[llvm] [BOLT] Add structure of CDSplit to SplitFunctions (PR #73430)
via llvm-commits
llvm-commits at lists.llvm.org
Mon Nov 27 17:57:49 PST 2023
https://github.com/ShatianWang updated https://github.com/llvm/llvm-project/pull/73430
>From e9e9c2d31b4fe842367af3050a2c6595d5caef74 Mon Sep 17 00:00:00 2001
From: Shatian Wang <shatian at meta.com>
Date: Sat, 25 Nov 2023 19:56:31 -0800
Subject: [PATCH 1/2] [BOLT] Add structure of CDSplit to SplitFunctions
This commit establishes the general structure of the CDSplit
strategy in SplitFunctions without incorporating the exact
splitting logic. With -split-functions -split-strategy=cdsplit,
the SplitFunctions pass will run twice: the first time is before
function reordering and functions are hot-cold split; the second
time is after function reordering and functions are hot-warm-cold
split based on the fixed function ordering. Currently, all
functions are hot-warm split after the entry block in the second
splitting pass. Subsequent commits will introduce the precise
splitting logic.
---
bolt/include/bolt/Core/BinaryContext.h | 3 +
bolt/include/bolt/Passes/SplitFunctions.h | 6 ++
bolt/lib/Passes/ReorderFunctions.cpp | 2 +
bolt/lib/Passes/SplitFunctions.cpp | 86 ++++++++++++++++++++++-
bolt/lib/Rewrite/BinaryPassManager.cpp | 7 ++
5 files changed, 101 insertions(+), 3 deletions(-)
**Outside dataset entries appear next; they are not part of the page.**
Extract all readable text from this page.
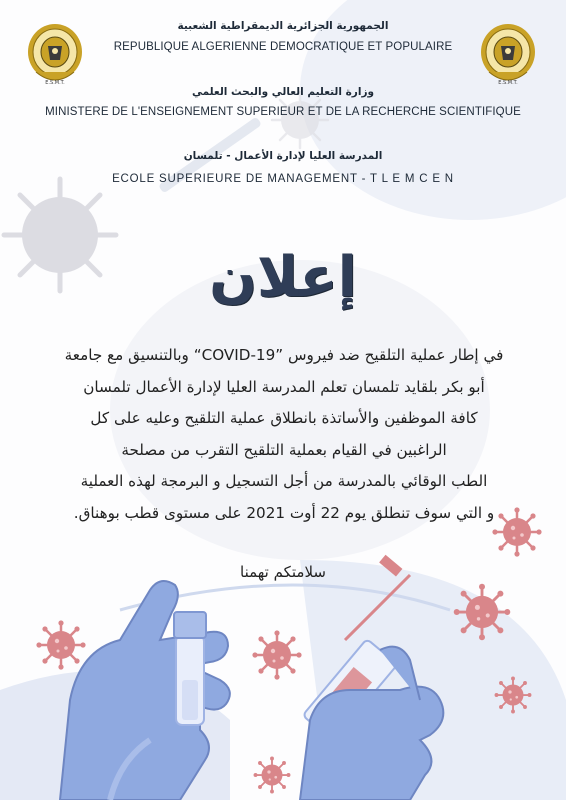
E.S.M.T.	E.S.M.T.
الجمهورية الجزائرية الديمقراطية الشعبية
REPUBLIQUE ALGERIENNE DEMOCRATIQUE ET POPULAIRE
وزارة التعليم العالي والبحث العلمي
MINISTERE DE L'ENSEIGNEMENT SUPERIEUR ET DE LA RECHERCHE SCIENTIFIQUE
المدرسة العليا لإدارة الأعمال - تلمسان
ECOLE SUPERIEURE DE MANAGEMENT - T L E M C E N
إعلان
في إطار عملية التلقيح ضد فيروس ”COVID-19“ وبالتنسيق مع جامعة
أبو بكر بلقايد تلمسان تعلم المدرسة العليا لإدارة الأعمال تلمسان
كافة الموظفين والأساتذة بانطلاق عملية التلقيح وعليه على كل
الراغبين في القيام بعملية التلقيح التقرب من مصلحة
الطب الوقائي بالمدرسة من أجل التسجيل و البرمجة لهذه العملية
و التي سوف تنطلق يوم 22 أوت 2021 على مستوى قطب بوهناق.
سلامتكم تهمنا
diff --git a/bolt/include/bolt/Core/BinaryContext.h b/bolt/include/bolt/Core/BinaryContext.h
index 312678f475347a4..48a8b2a5d83f2b0 100644
--- a/bolt/include/bolt/Core/BinaryContext.h
+++ b/bolt/include/bolt/Core/BinaryContext.h
@@ -611,6 +611,9 @@ class BinaryContext {
/// Indicates if the binary contains split functions.
bool HasSplitFunctions{false};
+ /// Indicates if the function ordering of the binary is finalized.
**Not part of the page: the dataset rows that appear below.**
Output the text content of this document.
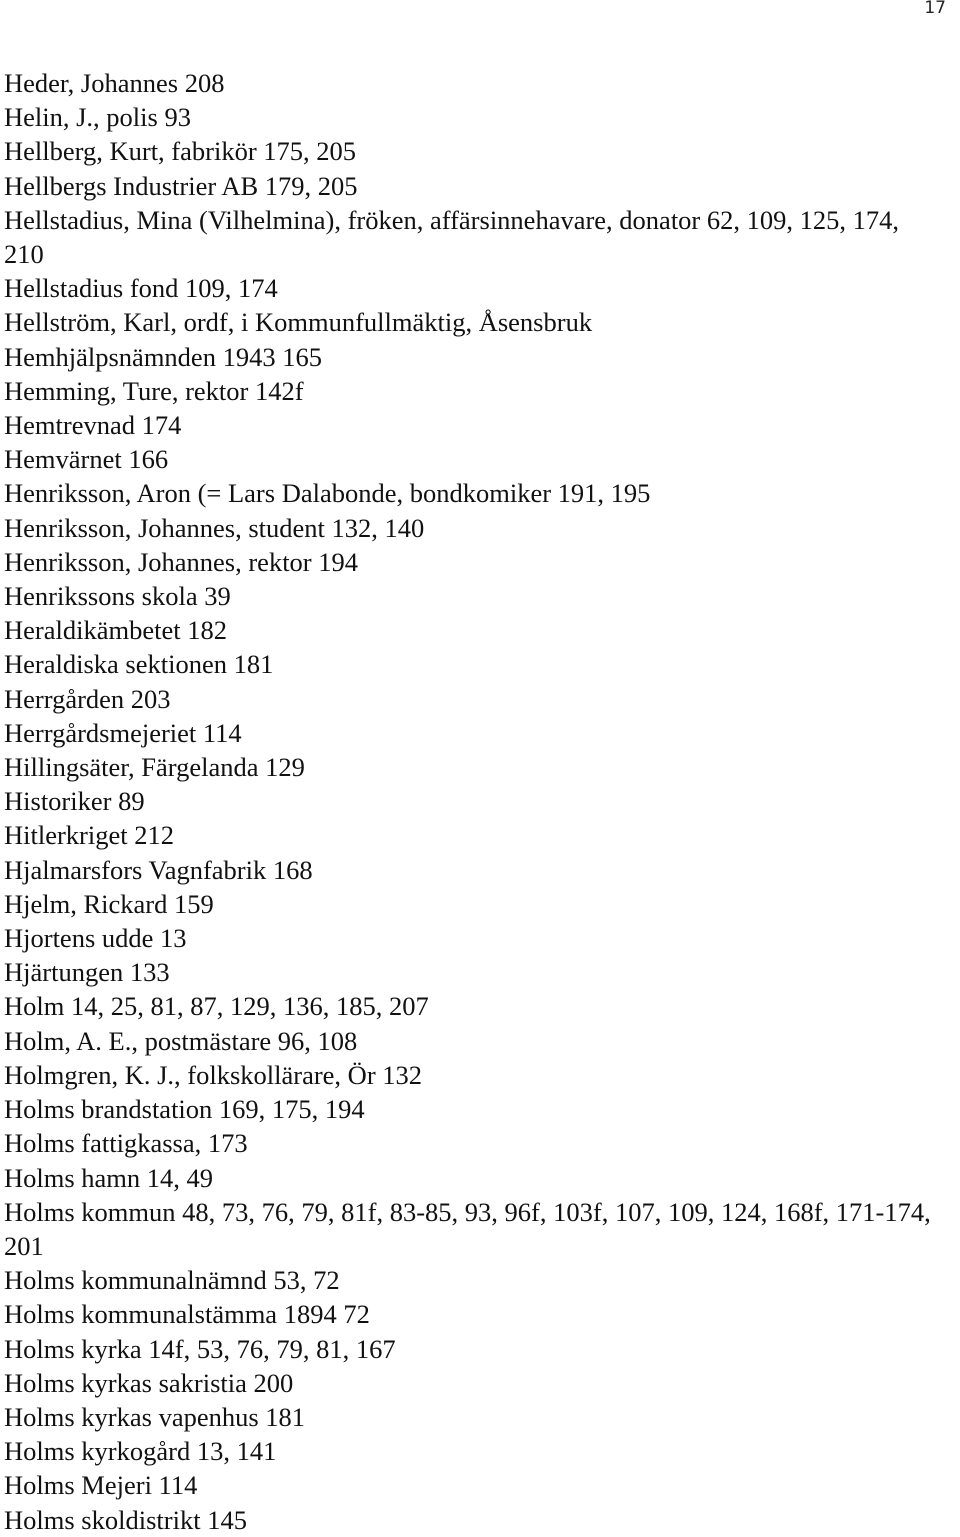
17
Heder, Johannes 208
Helin, J., polis 93
Hellberg, Kurt, fabrikör 175, 205
Hellbergs Industrier AB 179, 205
Hellstadius, Mina (Vilhelmina), fröken, affärsinnehavare, donator 62, 109, 125, 174, 210
Hellstadius fond 109, 174
Hellström, Karl, ordf, i Kommunfullmäktig, Åsensbruk
Hemhjälpsnämnden 1943 165
Hemming, Ture, rektor 142f
Hemtrevnad 174
Hemvärnet 166
Henriksson, Aron (= Lars Dalabonde, bondkomiker 191, 195
Henriksson, Johannes, student 132, 140
Henriksson, Johannes, rektor 194
Henrikssons skola 39
Heraldikämbetet 182
Heraldiska sektionen 181
Herrgården 203
Herrgårdsmejeriet 114
Hillingsäter, Färgelanda 129
Historiker 89
Hitlerkriget 212
Hjalmarsfors Vagnfabrik 168
Hjelm, Rickard 159
Hjortens udde 13
Hjärtungen 133
Holm 14, 25, 81, 87, 129, 136, 185, 207
Holm, A. E., postmästare 96, 108
Holmgren, K. J., folkskollärare, Ör 132
Holms brandstation 169, 175, 194
Holms fattigkassa, 173
Holms hamn 14, 49
Holms kommun 48, 73, 76, 79, 81f, 83-85, 93, 96f, 103f, 107, 109, 124, 168f, 171-174, 201
Holms kommunalnämnd 53, 72
Holms kommunalstämma 1894 72
Holms kyrka 14f, 53, 76, 79, 81, 167
Holms kyrkas sakristia 200
Holms kyrkas vapenhus 181
Holms kyrkogård 13, 141
Holms Mejeri 114
Holms skoldistrikt 145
+ bool HasFinalizedFunctionOrder{false};
+
/// Is the binary always loaded at a fixed address. Shared objects and
/// position-independent executables (PIEs) are examples of binaries that
/// will have HasFixedLoadAddress set to false.
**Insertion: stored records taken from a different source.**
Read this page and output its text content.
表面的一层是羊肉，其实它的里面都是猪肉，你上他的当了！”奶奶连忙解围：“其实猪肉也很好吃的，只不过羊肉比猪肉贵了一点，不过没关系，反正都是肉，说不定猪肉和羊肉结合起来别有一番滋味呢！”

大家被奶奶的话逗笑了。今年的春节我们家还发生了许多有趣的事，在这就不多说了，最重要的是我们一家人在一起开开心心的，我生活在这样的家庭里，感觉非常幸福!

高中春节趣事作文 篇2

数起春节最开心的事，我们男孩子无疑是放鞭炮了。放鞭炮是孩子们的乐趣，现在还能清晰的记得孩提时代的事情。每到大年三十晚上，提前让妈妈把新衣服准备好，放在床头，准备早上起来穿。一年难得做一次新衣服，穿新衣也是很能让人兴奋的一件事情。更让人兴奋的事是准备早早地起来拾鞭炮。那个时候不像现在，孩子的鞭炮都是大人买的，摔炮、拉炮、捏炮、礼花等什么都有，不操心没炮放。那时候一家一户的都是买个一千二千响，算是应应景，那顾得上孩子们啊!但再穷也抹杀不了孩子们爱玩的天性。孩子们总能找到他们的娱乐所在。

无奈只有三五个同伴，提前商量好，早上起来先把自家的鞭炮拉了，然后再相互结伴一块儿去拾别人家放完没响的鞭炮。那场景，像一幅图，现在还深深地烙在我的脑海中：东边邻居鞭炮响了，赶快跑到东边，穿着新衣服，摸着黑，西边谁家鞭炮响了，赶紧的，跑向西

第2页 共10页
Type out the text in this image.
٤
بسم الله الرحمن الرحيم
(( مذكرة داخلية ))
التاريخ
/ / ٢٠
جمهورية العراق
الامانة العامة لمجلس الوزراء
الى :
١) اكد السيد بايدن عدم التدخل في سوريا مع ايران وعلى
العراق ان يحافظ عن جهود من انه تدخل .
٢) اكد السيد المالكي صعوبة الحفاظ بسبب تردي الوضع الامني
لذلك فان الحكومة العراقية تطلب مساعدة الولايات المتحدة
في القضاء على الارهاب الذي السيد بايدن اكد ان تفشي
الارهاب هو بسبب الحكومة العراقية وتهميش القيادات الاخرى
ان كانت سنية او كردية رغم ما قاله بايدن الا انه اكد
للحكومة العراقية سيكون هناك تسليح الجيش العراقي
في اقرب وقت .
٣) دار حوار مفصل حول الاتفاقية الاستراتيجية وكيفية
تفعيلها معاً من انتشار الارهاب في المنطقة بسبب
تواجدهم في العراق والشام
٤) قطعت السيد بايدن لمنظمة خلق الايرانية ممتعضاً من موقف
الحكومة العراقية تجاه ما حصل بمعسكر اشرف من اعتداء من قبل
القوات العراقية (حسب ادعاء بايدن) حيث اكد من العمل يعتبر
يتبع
diff --git a/bolt/include/bolt/Passes/SplitFunctions.h b/bolt/include/bolt/Passes/SplitFunctions.h
index 4058f3317dfbdbb..e4a7a827cd7563b 100644
--- a/bolt/include/bolt/Passes/SplitFunctions.h
+++ b/bolt/include/bolt/Passes/SplitFunctions.h
@@ -23,6 +23,9 @@ enum SplitFunctionsStrategy : char {
/// Split each function into a hot and cold fragment using profiling
/// information.
Profile2 = 0,
+ /// Split each function into a hot, warm, and cold fragment using
+ /// profiling information.
+ CDSplit,
/// Split each function into a hot and cold fragment at a randomly chosen
/// split point (ignoring any available profiling information).
Random2,
@@ -41,6 +44,9 @@ class SplitStrategy {
virtual ~SplitStrategy() = default;
virtual bool canSplit(const BinaryFunction &BF) = 0;
virtual bool keepEmpty() = 0;
+ // When autoReversal() == true, check if the new main fragment after splitting
+ // is of a smaller size; if not, revert splitting.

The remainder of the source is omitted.